Quinze dias antes dessa decisão da Anvisa, a empresa parceira indiana, Precisa Farmacêutica pediu orientações da Agência para obter a autorização de uso emergencial ou o registra da vacina Covaxin. Mas a representante indiana não detinha dados mínimos, nem documentação para pleitear a produção das vacinas. A medida atrasaria o cronograma de Pazuello, que contava, naquele mês, com a distribuição de 8 milhões de doses desse imunizante, o que efetivamente não ocorreu.
“O cronograma é para ser alterado quando a farmacêutica não entrega, a linha de produção para, quando acontece qualquer dificuldade na legalização das doses”, justificava, à época, Eduardo Pazuello.
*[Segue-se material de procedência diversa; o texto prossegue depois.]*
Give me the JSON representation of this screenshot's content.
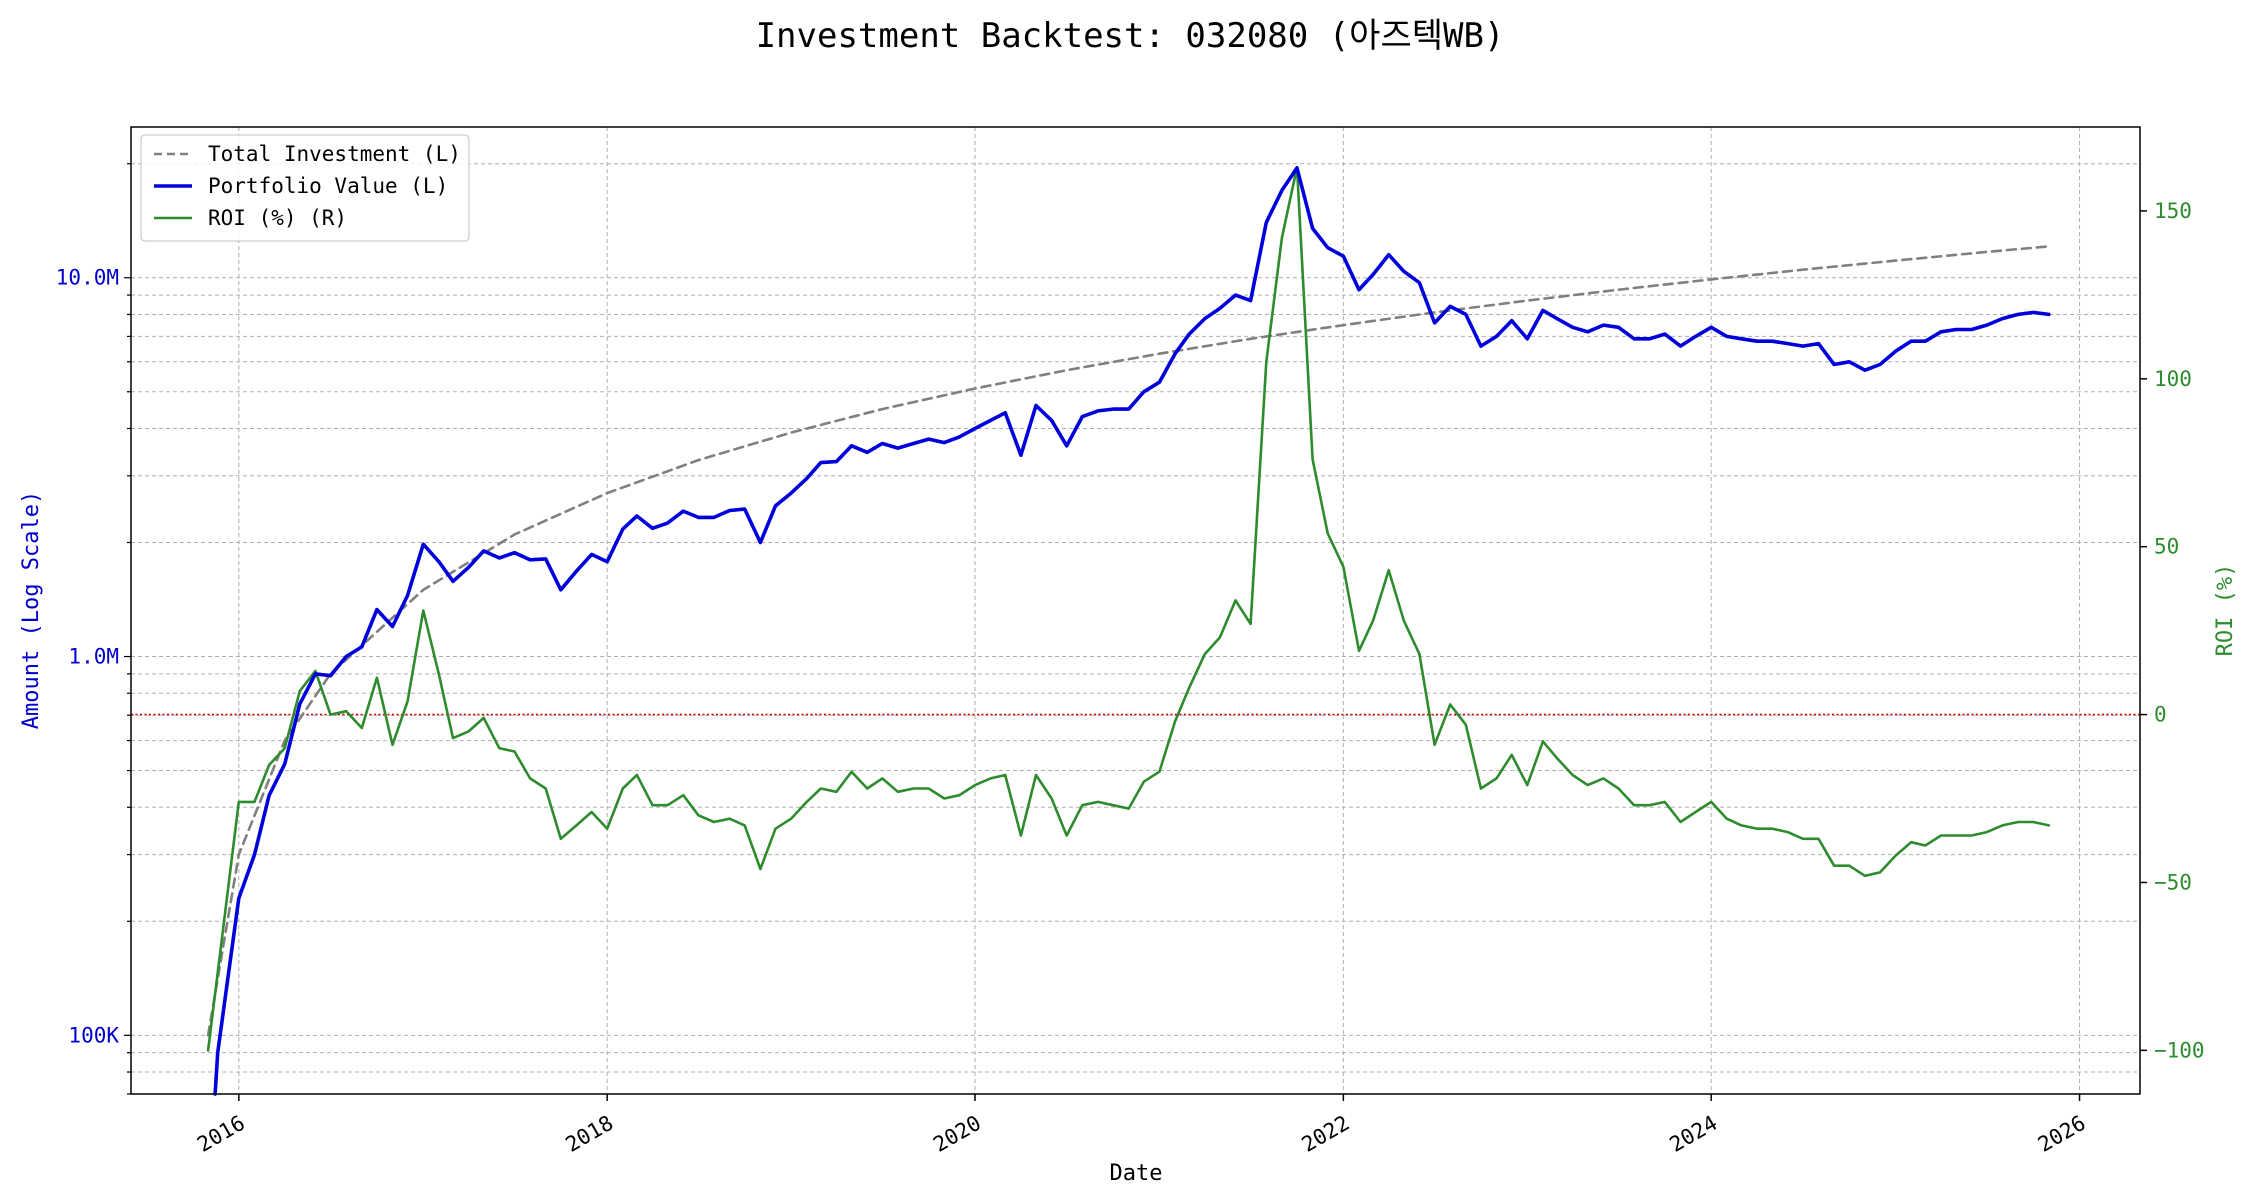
{
  "chart_data": {
    "type": "line",
    "title": "Investment Backtest: 032080 (아즈텍WB)",
    "xlabel": "Date",
    "ylabel_left": "Amount (Log Scale)",
    "ylabel_right": "ROI (%)",
    "left_scale": "log",
    "xlim": [
      "2015-06-01",
      "2026-05-01"
    ],
    "ylim_left": [
      70000,
      25000000
    ],
    "ylim_right": [
      -113,
      175
    ],
    "grid": true,
    "legend_position": "top-left",
    "x_ticks": [
      {
        "date": "2016-01-01",
        "label": "2016"
      },
      {
        "date": "2018-01-01",
        "label": "2018"
      },
      {
        "date": "2020-01-01",
        "label": "2020"
      },
      {
        "date": "2022-01-01",
        "label": "2022"
      },
      {
        "date": "2024-01-01",
        "label": "2024"
      },
      {
        "date": "2026-01-01",
        "label": "2026"
      }
    ],
    "left_ticks": [
      {
        "value": 100000,
        "label": "100K"
      },
      {
        "value": 1000000,
        "label": "1.0M"
      },
      {
        "value": 10000000,
        "label": "10.0M"
      }
    ],
    "right_ticks": [
      {
        "value": -100,
        "label": "−100"
      },
      {
        "value": -50,
        "label": "−50"
      },
      {
        "value": 0,
        "label": "0"
      },
      {
        "value": 50,
        "label": "50"
      },
      {
        "value": 100,
        "label": "100"
      },
      {
        "value": 150,
        "label": "150"
      }
    ],
    "reference_line": {
      "value": 0,
      "axis": "right",
      "color": "#cc0000"
    },
    "series": [
      {
        "name": "Total Investment (L)",
        "axis": "left",
        "color": "#808080",
        "style": "dashed",
        "x": [
          "2015-11-01",
          "2016-01-01",
          "2016-04-01",
          "2016-07-01",
          "2017-01-01",
          "2017-07-01",
          "2018-01-01",
          "2018-07-01",
          "2019-01-01",
          "2019-07-01",
          "2020-01-01",
          "2020-07-01",
          "2021-01-01",
          "2021-07-01",
          "2022-01-01",
          "2022-07-01",
          "2023-01-01",
          "2023-07-01",
          "2024-01-01",
          "2024-07-01",
          "2025-01-01",
          "2025-07-01",
          "2025-11-01"
        ],
        "values": [
          100000,
          300000,
          600000,
          900000,
          1500000,
          2100000,
          2700000,
          3300000,
          3900000,
          4500000,
          5100000,
          5700000,
          6300000,
          6900000,
          7500000,
          8100000,
          8700000,
          9300000,
          9900000,
          10500000,
          11100000,
          11700000,
          12100000
        ]
      },
      {
        "name": "Portfolio Value (L)",
        "axis": "left",
        "color": "#0000dd",
        "style": "solid",
        "x": [
          "2015-11-15",
          "2015-11-20",
          "2016-01-01",
          "2016-02-01",
          "2016-03-01",
          "2016-04-01",
          "2016-05-01",
          "2016-06-01",
          "2016-07-01",
          "2016-08-01",
          "2016-09-01",
          "2016-10-01",
          "2016-11-01",
          "2016-12-01",
          "2017-01-01",
          "2017-02-01",
          "2017-03-01",
          "2017-04-01",
          "2017-05-01",
          "2017-06-01",
          "2017-07-01",
          "2017-08-01",
          "2017-09-01",
          "2017-10-01",
          "2017-11-01",
          "2017-12-01",
          "2018-01-01",
          "2018-02-01",
          "2018-03-01",
          "2018-04-01",
          "2018-05-01",
          "2018-06-01",
          "2018-07-01",
          "2018-08-01",
          "2018-09-01",
          "2018-10-01",
          "2018-11-01",
          "2018-12-01",
          "2019-01-01",
          "2019-02-01",
          "2019-03-01",
          "2019-04-01",
          "2019-05-01",
          "2019-06-01",
          "2019-07-01",
          "2019-08-01",
          "2019-09-01",
          "2019-10-01",
          "2019-11-01",
          "2019-12-01",
          "2020-01-01",
          "2020-02-01",
          "2020-03-01",
          "2020-04-01",
          "2020-05-01",
          "2020-06-01",
          "2020-07-01",
          "2020-08-01",
          "2020-09-01",
          "2020-10-01",
          "2020-11-01",
          "2020-12-01",
          "2021-01-01",
          "2021-02-01",
          "2021-03-01",
          "2021-04-01",
          "2021-05-01",
          "2021-06-01",
          "2021-07-01",
          "2021-08-01",
          "2021-09-01",
          "2021-10-01",
          "2021-11-01",
          "2021-12-01",
          "2022-01-01",
          "2022-02-01",
          "2022-03-01",
          "2022-04-01",
          "2022-05-01",
          "2022-06-01",
          "2022-07-01",
          "2022-08-01",
          "2022-09-01",
          "2022-10-01",
          "2022-11-01",
          "2022-12-01",
          "2023-01-01",
          "2023-02-01",
          "2023-03-01",
          "2023-04-01",
          "2023-05-01",
          "2023-06-01",
          "2023-07-01",
          "2023-08-01",
          "2023-09-01",
          "2023-10-01",
          "2023-11-01",
          "2023-12-01",
          "2024-01-01",
          "2024-02-01",
          "2024-03-01",
          "2024-04-01",
          "2024-05-01",
          "2024-06-01",
          "2024-07-01",
          "2024-08-01",
          "2024-09-01",
          "2024-10-01",
          "2024-11-01",
          "2024-12-01",
          "2025-01-01",
          "2025-02-01",
          "2025-03-01",
          "2025-04-01",
          "2025-05-01",
          "2025-06-01",
          "2025-07-01",
          "2025-08-01",
          "2025-09-01",
          "2025-10-01",
          "2025-11-01"
        ],
        "values": [
          65000,
          90000,
          230000,
          300000,
          430000,
          520000,
          750000,
          900000,
          890000,
          1000000,
          1060000,
          1330000,
          1200000,
          1450000,
          1980000,
          1780000,
          1580000,
          1720000,
          1900000,
          1820000,
          1880000,
          1800000,
          1810000,
          1500000,
          1680000,
          1860000,
          1780000,
          2170000,
          2350000,
          2180000,
          2250000,
          2420000,
          2330000,
          2330000,
          2430000,
          2450000,
          2000000,
          2500000,
          2700000,
          2950000,
          3250000,
          3270000,
          3600000,
          3460000,
          3650000,
          3550000,
          3650000,
          3750000,
          3670000,
          3800000,
          4000000,
          4200000,
          4400000,
          3400000,
          4600000,
          4200000,
          3600000,
          4300000,
          4450000,
          4500000,
          4500000,
          5000000,
          5300000,
          6300000,
          7100000,
          7800000,
          8300000,
          9000000,
          8700000,
          14000000,
          17000000,
          19500000,
          13500000,
          12000000,
          11400000,
          9300000,
          10200000,
          11500000,
          10400000,
          9700000,
          7600000,
          8400000,
          8000000,
          6600000,
          7000000,
          7700000,
          6900000,
          8200000,
          7800000,
          7400000,
          7200000,
          7500000,
          7400000,
          6900000,
          6900000,
          7100000,
          6600000,
          7000000,
          7400000,
          7000000,
          6900000,
          6800000,
          6800000,
          6700000,
          6600000,
          6700000,
          5900000,
          6000000,
          5700000,
          5900000,
          6400000,
          6800000,
          6800000,
          7200000,
          7300000,
          7300000,
          7500000,
          7800000,
          8000000,
          8100000,
          8000000
        ]
      },
      {
        "name": "ROI (%) (R)",
        "axis": "right",
        "color": "#2e8b2e",
        "style": "solid",
        "x": [
          "2015-11-01",
          "2016-01-01",
          "2016-02-01",
          "2016-03-01",
          "2016-04-01",
          "2016-05-01",
          "2016-06-01",
          "2016-07-01",
          "2016-08-01",
          "2016-09-01",
          "2016-10-01",
          "2016-11-01",
          "2016-12-01",
          "2017-01-01",
          "2017-02-01",
          "2017-03-01",
          "2017-04-01",
          "2017-05-01",
          "2017-06-01",
          "2017-07-01",
          "2017-08-01",
          "2017-09-01",
          "2017-10-01",
          "2017-11-01",
          "2017-12-01",
          "2018-01-01",
          "2018-02-01",
          "2018-03-01",
          "2018-04-01",
          "2018-05-01",
          "2018-06-01",
          "2018-07-01",
          "2018-08-01",
          "2018-09-01",
          "2018-10-01",
          "2018-11-01",
          "2018-12-01",
          "2019-01-01",
          "2019-02-01",
          "2019-03-01",
          "2019-04-01",
          "2019-05-01",
          "2019-06-01",
          "2019-07-01",
          "2019-08-01",
          "2019-09-01",
          "2019-10-01",
          "2019-11-01",
          "2019-12-01",
          "2020-01-01",
          "2020-02-01",
          "2020-03-01",
          "2020-04-01",
          "2020-05-01",
          "2020-06-01",
          "2020-07-01",
          "2020-08-01",
          "2020-09-01",
          "2020-10-01",
          "2020-11-01",
          "2020-12-01",
          "2021-01-01",
          "2021-02-01",
          "2021-03-01",
          "2021-04-01",
          "2021-05-01",
          "2021-06-01",
          "2021-07-01",
          "2021-08-01",
          "2021-09-01",
          "2021-10-01",
          "2021-11-01",
          "2021-12-01",
          "2022-01-01",
          "2022-02-01",
          "2022-03-01",
          "2022-04-01",
          "2022-05-01",
          "2022-06-01",
          "2022-07-01",
          "2022-08-01",
          "2022-09-01",
          "2022-10-01",
          "2022-11-01",
          "2022-12-01",
          "2023-01-01",
          "2023-02-01",
          "2023-03-01",
          "2023-04-01",
          "2023-05-01",
          "2023-06-01",
          "2023-07-01",
          "2023-08-01",
          "2023-09-01",
          "2023-10-01",
          "2023-11-01",
          "2023-12-01",
          "2024-01-01",
          "2024-02-01",
          "2024-03-01",
          "2024-04-01",
          "2024-05-01",
          "2024-06-01",
          "2024-07-01",
          "2024-08-01",
          "2024-09-01",
          "2024-10-01",
          "2024-11-01",
          "2024-12-01",
          "2025-01-01",
          "2025-02-01",
          "2025-03-01",
          "2025-04-01",
          "2025-05-01",
          "2025-06-01",
          "2025-07-01",
          "2025-08-01",
          "2025-09-01",
          "2025-10-01",
          "2025-11-01"
        ],
        "values": [
          -100,
          -26,
          -26,
          -15,
          -10,
          7,
          13,
          0,
          1,
          -4,
          11,
          -9,
          4,
          31,
          12,
          -7,
          -5,
          -1,
          -10,
          -11,
          -19,
          -22,
          -37,
          -33,
          -29,
          -34,
          -22,
          -18,
          -27,
          -27,
          -24,
          -30,
          -32,
          -31,
          -33,
          -46,
          -34,
          -31,
          -26,
          -22,
          -23,
          -17,
          -22,
          -19,
          -23,
          -22,
          -22,
          -25,
          -24,
          -21,
          -19,
          -18,
          -36,
          -18,
          -25,
          -36,
          -27,
          -26,
          -27,
          -28,
          -20,
          -17,
          -2,
          8,
          18,
          23,
          34,
          27,
          105,
          142,
          163,
          76,
          54,
          44,
          19,
          28,
          43,
          28,
          18,
          -9,
          3,
          -3,
          -22,
          -19,
          -12,
          -21,
          -8,
          -13,
          -18,
          -21,
          -19,
          -22,
          -27,
          -27,
          -26,
          -32,
          -29,
          -26,
          -31,
          -33,
          -34,
          -34,
          -35,
          -37,
          -37,
          -45,
          -45,
          -48,
          -47,
          -42,
          -38,
          -39,
          -36,
          -36,
          -36,
          -35,
          -33,
          -32,
          -32,
          -33
        ]
      }
    ]
  }
}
Na última sexta (23), o presidente Jair Bolsonaro tentou defender a gestão Pazuello: “É um trabalho que vem lá de trás, do general Pazuello à frente do Ministério da Saúde, que fez o dever de casa lá atrás e não comprou ano passado praticamente, apenas fez muitos contratos, porque precisava passar pela Anvisa”.
Na contramão do que efetivamente ocorreu, Bolsonaro disse que “seria uma irresponsabilidade do governo despender recursos para algo que ninguém sabia o que era ainda porque não estava ainda no mercado”. Como o GGN mostrou, as negociações de compra com a indiana ocorreram em dezembro, com contrato fechado em feveiro, e foram feitas antes mesmo de qualquer aprovação da Anvisa, que posteriormente negou o registro ao laboratório.
A investigação do MPF avançou e agora revela uma suspeita de favorecimento da pasta à Precisa Medicamentos, com cláusulas de pagamento antecipado à farmacêutica, antes mesmo da entrega das doses, sem ainda o aval da Anvisa, a falta de dados técnicos básicos sobre o imunizante, e uma especificação sobre a entrega da Covaxin com privilégios, que outros laboratórios não tiveram.
Em processo de apuração, o MPF solicitou os documentos de importação da vacina e investiga a falta de sanção contratual, uma vez que os prazos estabelecidos no contrato não foram cumpridos: 16 milhões de doses já deveriam ter sido entregues e outras 4 milhões deveriam ser disponibilizadas no dia 6 de maio, segundo cláusula do contrato.
Assinado no dia 25 de fevereiro, o contrato prevê, ainda, que 10 milhões de doses deveriam ser entregues no prazo de 60 dias “após a obtenção da autorização temporária de uso emergencial ou registro definitivo”. Segundo o Ministério da Saúde, não houve privilégio, “trata-se meramente de redação”, respondeu à reportagem da Folha, que divulgou o caso.